In the winter, the Kalapuyas stayed indoors as much as possible because they typically didn’t wear clothing and needed to keep warm.
During the summer, when the village women would leave to gather camas and wapato, they would put their tents on raised ground that they built up to avoid seasonal flooding.
“Since Western Oregon had a lot of rain, flooding was a common sight,” Lewis said. “It was a common cycle that has been interrupted the past few hundred years by humans. … The Kalapuyas were likely used to and adapted to an area that was a wetland most of the year. They knew to plan around a rainstorm.”

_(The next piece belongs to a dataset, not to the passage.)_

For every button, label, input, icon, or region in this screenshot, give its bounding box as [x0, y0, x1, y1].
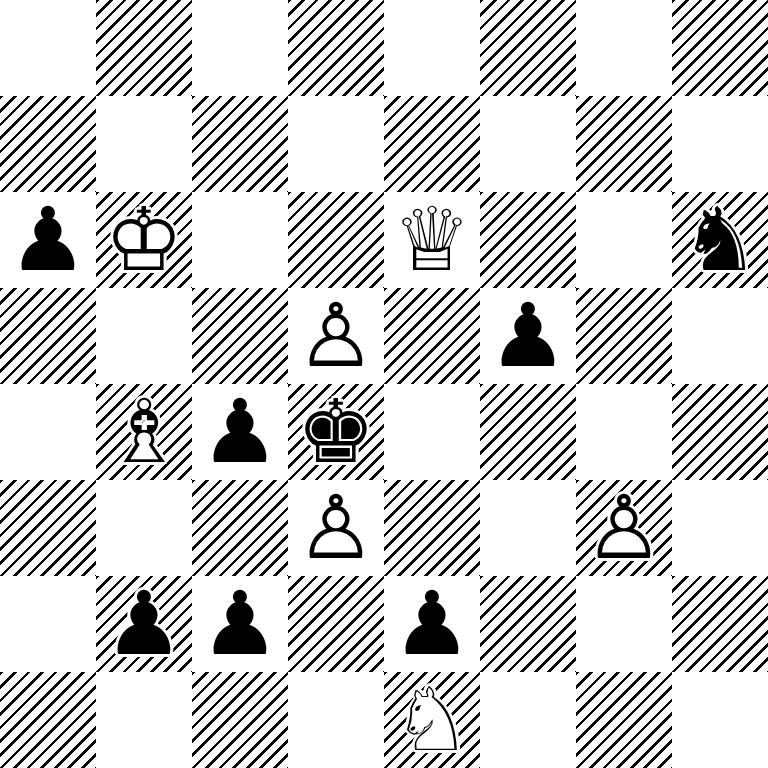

Most Kalapuyas had permanent winter villages above the floodplain and seasonal gathering villages further down the rivers in locations that were easy for canoes to access.
Lewis said that after settlers began arriving en masse to Oregon in the 1840s, they laid claim to the land and wanted to farm it, resulting in draining the wetlands and destroying Native food sources like camas and wapato.
This, along with the diseases settlers brought, like malaria and smallpox, destroyed entire Native communities.
“It destroyed 97 percent of some Tribes,” Lewis said. “Where there had been 10 villages, now there was one. Some Tribes disappeared altogether.”
With food sources scarce and most settlers unwilling to share, the Tribes resorted to taking food and cattle.
“Then they were called vagrants and thieves,” Lewis said. “They tried to subsist on their own, but couldn’t get enough food. The settlers wanted to get rid of the Tribes and genocide was proposed as one solution.”
During this time, rape, murder and indentured servitude of Native people was common in Oregon, Lewis said, and none of the white men who perpetrated the crimes were brought to justice. Native people couldn’t even take them to court because they were not yet considered U.S. citizens.
The Indian agents of the Northwest decided to put the Tribes on a reservation in exchange for providing medical care, education, food and safety. All of the Willamette Valley Tribes were remanded to the Grand Ronde Reservation after signing treaties that were never ultimately honored.
On the Reservation, Tribal people were expected to become farmers, but weren’t given the tools or land to do so. Their children were often forced to attend boarding schools far from home and missionaries were brought to the Reservations, which made attending church mandatory.
Lewis said that these activities were done with the purpose of “civilizing” the Indigenous Tribes by stripping them of the culture, language and customs, and replacing it with a colonial version.
That purposeful erasure has continuing reverberations in modern society, where most people know little to nothing about the history and culture of Tribes, and have many assumptions. Lewis said that anthropology has been complicit in creating theories of Native peoples that were found later to be incorrect, but still persist in society today.
Lewis ended his 80-minute presentation by taking several questions from the online and in-person audience.